Taylor, who originally attended Northwestern College before teaching at Jacksonville State University in Alabama, has been a political activist for nearly all his life. He attended the 1976 RNC as junior delegate while still in middle school.
“That was the last time a national convention had been that exciting. You didn’t know who was going to win,” Taylor said, referring to Gerald Ford’s narrow victory over Ronald Reagan for the Republican nod that year.
This time, however, Taylor had the opportunity to experience a more “behind the scenes” look at the convention. “I got to talk to figures that I admire on the convention floor,” he said. “It does give you an opportunity to rub shoulders with prominent people you wouldn’t normally meet.”
There were also downsides to experiencing the action firsthand. Taylor referenced the “packaged” quality of the speeches and presenters, “with the exception of Clint Eastwood.”

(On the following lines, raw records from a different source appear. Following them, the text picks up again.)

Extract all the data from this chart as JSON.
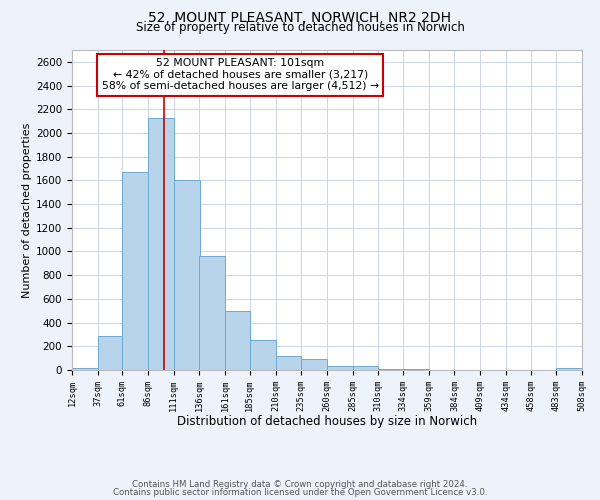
{
  "title": "52, MOUNT PLEASANT, NORWICH, NR2 2DH",
  "subtitle": "Size of property relative to detached houses in Norwich",
  "xlabel": "Distribution of detached houses by size in Norwich",
  "ylabel": "Number of detached properties",
  "bin_edges": [
    12,
    37,
    61,
    86,
    111,
    136,
    161,
    185,
    210,
    235,
    260,
    285,
    310,
    334,
    359,
    384,
    409,
    434,
    458,
    483,
    508
  ],
  "bar_heights": [
    20,
    290,
    1670,
    2130,
    1600,
    960,
    500,
    250,
    120,
    95,
    30,
    30,
    10,
    5,
    3,
    2,
    1,
    1,
    1,
    15
  ],
  "bar_color": "#b8d4ea",
  "bar_edge_color": "#6aaad4",
  "property_size": 101,
  "property_label": "52 MOUNT PLEASANT: 101sqm",
  "smaller_pct": 42,
  "smaller_count": 3217,
  "larger_pct": 58,
  "larger_count": 4512,
  "annotation_box_color": "#ffffff",
  "annotation_box_edge_color": "#cc0000",
  "ylim": [
    0,
    2700
  ],
  "yticks": [
    0,
    200,
    400,
    600,
    800,
    1000,
    1200,
    1400,
    1600,
    1800,
    2000,
    2200,
    2400,
    2600
  ],
  "footnote1": "Contains HM Land Registry data © Crown copyright and database right 2024.",
  "footnote2": "Contains public sector information licensed under the Open Government Licence v3.0.",
  "background_color": "#eef2fa",
  "plot_background_color": "#ffffff",
  "grid_color": "#ccd4e8"
}
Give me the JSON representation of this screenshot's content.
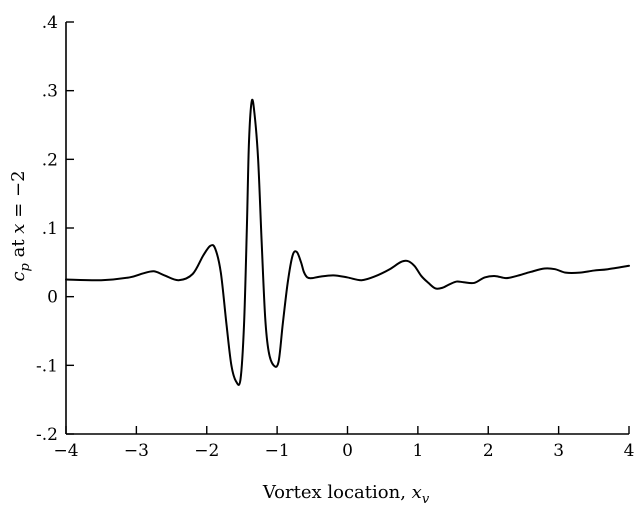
{
  "chart_data": {
    "type": "line",
    "title": "",
    "xlabel": "Vortex location, x_v",
    "xlabel_parts": {
      "text": "Vortex location, ",
      "var": "x",
      "sub": "v"
    },
    "ylabel": "c_p at x = −2",
    "ylabel_parts": {
      "var": "c",
      "sub": "p",
      "text": " at ",
      "var2": "x",
      "rest": " = −2"
    },
    "xlim": [
      -4,
      4
    ],
    "ylim": [
      -0.2,
      0.4
    ],
    "x_ticks": [
      {
        "value": -4,
        "label": "−4"
      },
      {
        "value": -3,
        "label": "−3"
      },
      {
        "value": -2,
        "label": "−2"
      },
      {
        "value": -1,
        "label": "−1"
      },
      {
        "value": 0,
        "label": "0"
      },
      {
        "value": 1,
        "label": "1"
      },
      {
        "value": 2,
        "label": "2"
      },
      {
        "value": 3,
        "label": "3"
      },
      {
        "value": 4,
        "label": "4"
      }
    ],
    "y_ticks": [
      {
        "value": -0.2,
        "label": "-.2"
      },
      {
        "value": -0.1,
        "label": "-.1"
      },
      {
        "value": 0,
        "label": "0"
      },
      {
        "value": 0.1,
        "label": ".1"
      },
      {
        "value": 0.2,
        "label": ".2"
      },
      {
        "value": 0.3,
        "label": ".3"
      },
      {
        "value": 0.4,
        "label": ".4"
      }
    ],
    "grid": false,
    "series": [
      {
        "x": [
          -4.0,
          -3.5,
          -3.1,
          -2.9,
          -2.75,
          -2.6,
          -2.4,
          -2.2,
          -2.05,
          -1.95,
          -1.88,
          -1.8,
          -1.72,
          -1.65,
          -1.58,
          -1.52,
          -1.47,
          -1.43,
          -1.4,
          -1.36,
          -1.32,
          -1.27,
          -1.22,
          -1.17,
          -1.12,
          -1.05,
          -0.98,
          -0.92,
          -0.85,
          -0.78,
          -0.72,
          -0.66,
          -0.62,
          -0.57,
          -0.5,
          -0.4,
          -0.2,
          0.0,
          0.2,
          0.4,
          0.6,
          0.75,
          0.85,
          0.95,
          1.05,
          1.15,
          1.25,
          1.35,
          1.45,
          1.55,
          1.65,
          1.8,
          1.95,
          2.1,
          2.25,
          2.4,
          2.6,
          2.8,
          2.95,
          3.1,
          3.3,
          3.5,
          3.7,
          4.0
        ],
        "y": [
          0.025,
          0.024,
          0.028,
          0.034,
          0.037,
          0.031,
          0.024,
          0.033,
          0.06,
          0.074,
          0.07,
          0.035,
          -0.04,
          -0.1,
          -0.124,
          -0.12,
          -0.04,
          0.1,
          0.225,
          0.285,
          0.265,
          0.2,
          0.08,
          -0.03,
          -0.08,
          -0.1,
          -0.095,
          -0.04,
          0.02,
          0.06,
          0.065,
          0.05,
          0.036,
          0.028,
          0.027,
          0.029,
          0.031,
          0.028,
          0.024,
          0.03,
          0.04,
          0.05,
          0.052,
          0.045,
          0.03,
          0.02,
          0.012,
          0.013,
          0.018,
          0.022,
          0.021,
          0.02,
          0.028,
          0.03,
          0.027,
          0.03,
          0.036,
          0.041,
          0.04,
          0.035,
          0.035,
          0.038,
          0.04,
          0.045
        ]
      }
    ]
  }
}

“I think often times the superficial aspects get too much time,” Taylor said. “At the convention, they focused on how Mrs. Romney looked, what she was wearing. It’s mostly the packaging, but I’d like to see more content. I’d like to see more of that with the speeches. I wish the media would look a little deeper and more at the substance of things.”

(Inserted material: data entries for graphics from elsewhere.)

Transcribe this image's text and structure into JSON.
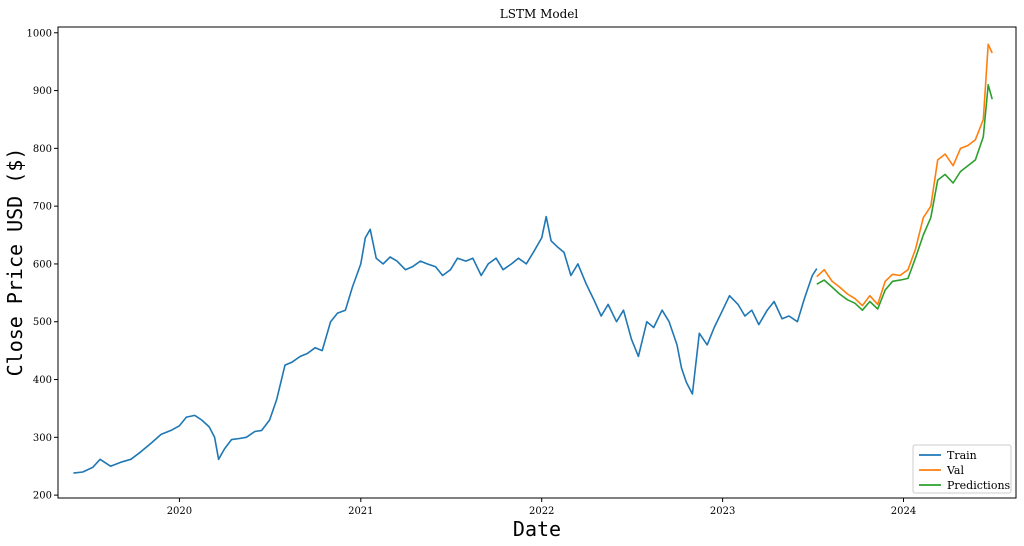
{
  "chart_data": {
    "type": "line",
    "title": "LSTM Model",
    "xlabel": "Date",
    "ylabel": "Close Price USD ($)",
    "xlim": [
      "2019-05-01",
      "2024-08-15"
    ],
    "ylim": [
      195,
      1010
    ],
    "x_ticks": [
      "2020",
      "2021",
      "2022",
      "2023",
      "2024"
    ],
    "y_ticks": [
      200,
      300,
      400,
      500,
      600,
      700,
      800,
      900,
      1000
    ],
    "grid": false,
    "legend_position": "lower right",
    "series": [
      {
        "name": "Train",
        "color": "#1f77b4",
        "x": [
          "2019-06-01",
          "2019-06-20",
          "2019-07-10",
          "2019-07-25",
          "2019-08-15",
          "2019-09-05",
          "2019-09-25",
          "2019-10-15",
          "2019-11-05",
          "2019-11-25",
          "2019-12-15",
          "2020-01-01",
          "2020-01-15",
          "2020-02-01",
          "2020-02-15",
          "2020-03-01",
          "2020-03-12",
          "2020-03-20",
          "2020-04-01",
          "2020-04-15",
          "2020-05-01",
          "2020-05-15",
          "2020-06-01",
          "2020-06-15",
          "2020-07-01",
          "2020-07-15",
          "2020-08-01",
          "2020-08-15",
          "2020-09-01",
          "2020-09-15",
          "2020-10-01",
          "2020-10-15",
          "2020-11-01",
          "2020-11-15",
          "2020-12-01",
          "2020-12-15",
          "2021-01-01",
          "2021-01-10",
          "2021-01-20",
          "2021-02-01",
          "2021-02-15",
          "2021-03-01",
          "2021-03-15",
          "2021-04-01",
          "2021-04-15",
          "2021-05-01",
          "2021-05-15",
          "2021-06-01",
          "2021-06-15",
          "2021-07-01",
          "2021-07-15",
          "2021-08-01",
          "2021-08-15",
          "2021-09-01",
          "2021-09-15",
          "2021-10-01",
          "2021-10-15",
          "2021-11-01",
          "2021-11-15",
          "2021-12-01",
          "2021-12-15",
          "2022-01-01",
          "2022-01-10",
          "2022-01-20",
          "2022-02-01",
          "2022-02-15",
          "2022-03-01",
          "2022-03-15",
          "2022-04-01",
          "2022-04-15",
          "2022-05-01",
          "2022-05-15",
          "2022-06-01",
          "2022-06-15",
          "2022-07-01",
          "2022-07-15",
          "2022-08-01",
          "2022-08-15",
          "2022-09-01",
          "2022-09-15",
          "2022-10-01",
          "2022-10-10",
          "2022-10-20",
          "2022-11-01",
          "2022-11-15",
          "2022-12-01",
          "2022-12-15",
          "2023-01-01",
          "2023-01-15",
          "2023-02-01",
          "2023-02-15",
          "2023-03-01",
          "2023-03-15",
          "2023-04-01",
          "2023-04-15",
          "2023-05-01",
          "2023-05-15",
          "2023-06-01",
          "2023-06-15",
          "2023-07-01",
          "2023-07-10"
        ],
        "values": [
          238,
          240,
          248,
          262,
          250,
          257,
          262,
          275,
          290,
          305,
          312,
          320,
          335,
          338,
          330,
          318,
          300,
          262,
          280,
          296,
          298,
          300,
          310,
          312,
          330,
          365,
          425,
          430,
          440,
          445,
          455,
          450,
          500,
          515,
          520,
          560,
          600,
          645,
          660,
          610,
          600,
          612,
          605,
          590,
          595,
          605,
          600,
          595,
          580,
          590,
          610,
          605,
          610,
          580,
          600,
          610,
          590,
          600,
          610,
          600,
          620,
          645,
          682,
          640,
          630,
          620,
          580,
          600,
          565,
          540,
          510,
          530,
          500,
          520,
          470,
          440,
          500,
          490,
          520,
          500,
          460,
          420,
          395,
          375,
          480,
          460,
          490,
          520,
          545,
          530,
          510,
          520,
          495,
          520,
          535,
          505,
          510,
          500,
          540,
          580,
          592
        ]
      },
      {
        "name": "Val",
        "color": "#ff7f0e",
        "x": [
          "2023-07-10",
          "2023-07-25",
          "2023-08-10",
          "2023-08-25",
          "2023-09-10",
          "2023-09-25",
          "2023-10-10",
          "2023-10-25",
          "2023-11-10",
          "2023-11-25",
          "2023-12-10",
          "2023-12-25",
          "2024-01-10",
          "2024-01-25",
          "2024-02-10",
          "2024-02-25",
          "2024-03-10",
          "2024-03-25",
          "2024-04-10",
          "2024-04-25",
          "2024-05-10",
          "2024-05-25",
          "2024-06-10",
          "2024-06-20",
          "2024-06-28"
        ],
        "values": [
          578,
          590,
          570,
          560,
          548,
          540,
          528,
          545,
          530,
          570,
          582,
          580,
          590,
          625,
          680,
          700,
          780,
          790,
          770,
          800,
          805,
          815,
          850,
          980,
          965
        ]
      },
      {
        "name": "Predictions",
        "color": "#2ca02c",
        "x": [
          "2023-07-10",
          "2023-07-25",
          "2023-08-10",
          "2023-08-25",
          "2023-09-10",
          "2023-09-25",
          "2023-10-10",
          "2023-10-25",
          "2023-11-10",
          "2023-11-25",
          "2023-12-10",
          "2023-12-25",
          "2024-01-10",
          "2024-01-25",
          "2024-02-10",
          "2024-02-25",
          "2024-03-10",
          "2024-03-25",
          "2024-04-10",
          "2024-04-25",
          "2024-05-10",
          "2024-05-25",
          "2024-06-10",
          "2024-06-20",
          "2024-06-28"
        ],
        "values": [
          565,
          572,
          560,
          548,
          538,
          532,
          520,
          535,
          522,
          555,
          570,
          572,
          575,
          610,
          650,
          680,
          745,
          755,
          740,
          760,
          770,
          780,
          820,
          910,
          885
        ]
      }
    ]
  }
}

However, the overall tone of the convention appeared to be one without controversy, according to Taylor. “There wasn’t a lot of controversy,” he said. “Everyone understood that Romney was the winner.”

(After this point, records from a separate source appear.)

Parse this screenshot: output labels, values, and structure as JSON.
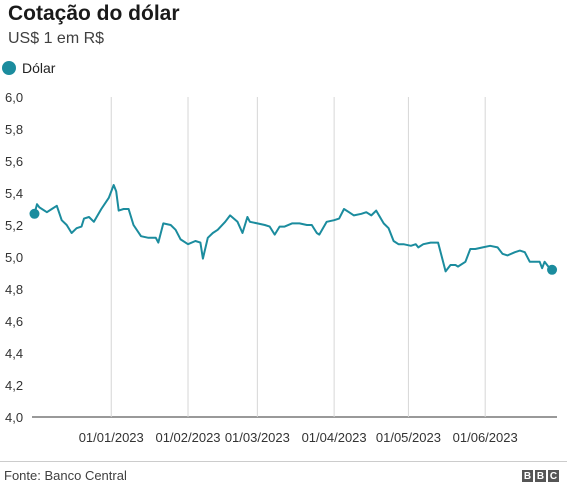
{
  "header": {
    "title": "Cotação do dólar",
    "subtitle": "US$ 1 em R$"
  },
  "legend": {
    "label": "Dólar",
    "color": "#1b8c9e"
  },
  "footer": {
    "source": "Fonte: Banco Central",
    "logo_letters": [
      "B",
      "B",
      "C"
    ]
  },
  "chart_data": {
    "type": "line",
    "title": "Cotação do dólar",
    "subtitle": "US$ 1 em R$",
    "ylim": [
      4.0,
      6.0
    ],
    "y_ticks": [
      "6,0",
      "5,8",
      "5,6",
      "5,4",
      "5,2",
      "5,0",
      "4,8",
      "4,6",
      "4,4",
      "4,2",
      "4,0"
    ],
    "y_tick_values": [
      6.0,
      5.8,
      5.6,
      5.4,
      5.2,
      5.0,
      4.8,
      4.6,
      4.4,
      4.2,
      4.0
    ],
    "x_range": [
      "2022-11-30",
      "2023-06-30"
    ],
    "x_ticks": [
      {
        "label": "01/01/2023",
        "date": "2023-01-01"
      },
      {
        "label": "01/02/2023",
        "date": "2023-02-01"
      },
      {
        "label": "01/03/2023",
        "date": "2023-03-01"
      },
      {
        "label": "01/04/2023",
        "date": "2023-04-01"
      },
      {
        "label": "01/05/2023",
        "date": "2023-05-01"
      },
      {
        "label": "01/06/2023",
        "date": "2023-06-01"
      }
    ],
    "grid": "vertical",
    "legend_position": "top-left",
    "series": [
      {
        "name": "Dólar",
        "color": "#1b8c9e",
        "points": [
          [
            "2022-12-01",
            5.27
          ],
          [
            "2022-12-02",
            5.33
          ],
          [
            "2022-12-03",
            5.31
          ],
          [
            "2022-12-06",
            5.28
          ],
          [
            "2022-12-08",
            5.3
          ],
          [
            "2022-12-10",
            5.32
          ],
          [
            "2022-12-12",
            5.23
          ],
          [
            "2022-12-14",
            5.2
          ],
          [
            "2022-12-16",
            5.15
          ],
          [
            "2022-12-18",
            5.18
          ],
          [
            "2022-12-20",
            5.19
          ],
          [
            "2022-12-21",
            5.24
          ],
          [
            "2022-12-23",
            5.25
          ],
          [
            "2022-12-25",
            5.22
          ],
          [
            "2022-12-28",
            5.3
          ],
          [
            "2022-12-31",
            5.37
          ],
          [
            "2023-01-02",
            5.45
          ],
          [
            "2023-01-03",
            5.41
          ],
          [
            "2023-01-04",
            5.29
          ],
          [
            "2023-01-06",
            5.3
          ],
          [
            "2023-01-08",
            5.3
          ],
          [
            "2023-01-10",
            5.2
          ],
          [
            "2023-01-13",
            5.13
          ],
          [
            "2023-01-16",
            5.12
          ],
          [
            "2023-01-19",
            5.12
          ],
          [
            "2023-01-20",
            5.09
          ],
          [
            "2023-01-22",
            5.21
          ],
          [
            "2023-01-25",
            5.2
          ],
          [
            "2023-01-27",
            5.17
          ],
          [
            "2023-01-29",
            5.11
          ],
          [
            "2023-02-01",
            5.08
          ],
          [
            "2023-02-04",
            5.1
          ],
          [
            "2023-02-06",
            5.09
          ],
          [
            "2023-02-07",
            4.99
          ],
          [
            "2023-02-09",
            5.12
          ],
          [
            "2023-02-11",
            5.15
          ],
          [
            "2023-02-13",
            5.17
          ],
          [
            "2023-02-16",
            5.22
          ],
          [
            "2023-02-18",
            5.26
          ],
          [
            "2023-02-21",
            5.22
          ],
          [
            "2023-02-23",
            5.15
          ],
          [
            "2023-02-25",
            5.25
          ],
          [
            "2023-02-26",
            5.22
          ],
          [
            "2023-03-01",
            5.21
          ],
          [
            "2023-03-04",
            5.2
          ],
          [
            "2023-03-06",
            5.19
          ],
          [
            "2023-03-08",
            5.14
          ],
          [
            "2023-03-10",
            5.19
          ],
          [
            "2023-03-12",
            5.19
          ],
          [
            "2023-03-15",
            5.21
          ],
          [
            "2023-03-18",
            5.21
          ],
          [
            "2023-03-21",
            5.2
          ],
          [
            "2023-03-23",
            5.2
          ],
          [
            "2023-03-25",
            5.15
          ],
          [
            "2023-03-26",
            5.14
          ],
          [
            "2023-03-29",
            5.22
          ],
          [
            "2023-04-01",
            5.23
          ],
          [
            "2023-04-03",
            5.24
          ],
          [
            "2023-04-05",
            5.3
          ],
          [
            "2023-04-07",
            5.28
          ],
          [
            "2023-04-09",
            5.26
          ],
          [
            "2023-04-12",
            5.27
          ],
          [
            "2023-04-14",
            5.28
          ],
          [
            "2023-04-16",
            5.26
          ],
          [
            "2023-04-18",
            5.29
          ],
          [
            "2023-04-21",
            5.21
          ],
          [
            "2023-04-23",
            5.18
          ],
          [
            "2023-04-25",
            5.1
          ],
          [
            "2023-04-27",
            5.08
          ],
          [
            "2023-04-29",
            5.08
          ],
          [
            "2023-05-02",
            5.07
          ],
          [
            "2023-05-04",
            5.08
          ],
          [
            "2023-05-05",
            5.06
          ],
          [
            "2023-05-07",
            5.08
          ],
          [
            "2023-05-10",
            5.09
          ],
          [
            "2023-05-13",
            5.09
          ],
          [
            "2023-05-16",
            4.91
          ],
          [
            "2023-05-18",
            4.95
          ],
          [
            "2023-05-20",
            4.95
          ],
          [
            "2023-05-21",
            4.94
          ],
          [
            "2023-05-24",
            4.97
          ],
          [
            "2023-05-26",
            5.05
          ],
          [
            "2023-05-28",
            5.05
          ],
          [
            "2023-05-31",
            5.06
          ],
          [
            "2023-06-03",
            5.07
          ],
          [
            "2023-06-06",
            5.06
          ],
          [
            "2023-06-08",
            5.02
          ],
          [
            "2023-06-10",
            5.01
          ],
          [
            "2023-06-13",
            5.03
          ],
          [
            "2023-06-15",
            5.04
          ],
          [
            "2023-06-17",
            5.03
          ],
          [
            "2023-06-19",
            4.97
          ],
          [
            "2023-06-22",
            4.97
          ],
          [
            "2023-06-23",
            4.97
          ],
          [
            "2023-06-24",
            4.93
          ],
          [
            "2023-06-25",
            4.97
          ],
          [
            "2023-06-27",
            4.93
          ],
          [
            "2023-06-28",
            4.92
          ]
        ]
      }
    ]
  }
}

The most tension came from an uncertainty over the outcome in November. “People said what they always say; that this is the most important election in our lifetime. A lot of Republicans are very fearful,” Taylor said. “I hope that Romney wins, however, I don’t think the sky is going to fall if he doesn’t. Usually the two parties choose middle of the road candidates. In reality, neither candidate is as bad as their opponents charge.”
Overall, Taylor remained positive about his experience, saying that he hoped to use it to motivate his students to become more involved in their local politics, regardless of party affiliation. He also pointed out that involvement doesn’t have to end just because the election is over.
“Get involved, vote, but it doesn’t end on election day,” he said. “You still need to be there to see that things get done…You’ve got to stay involved. Congress makes a difference. We’ve got to keep the pressure on.”
Most importantly, Taylor wants his students to realize that even at the college age, there is much they can do to get involved. “There were delegates at the convention in their early 20s. It’s never too early to get involved. This is the perfect time.”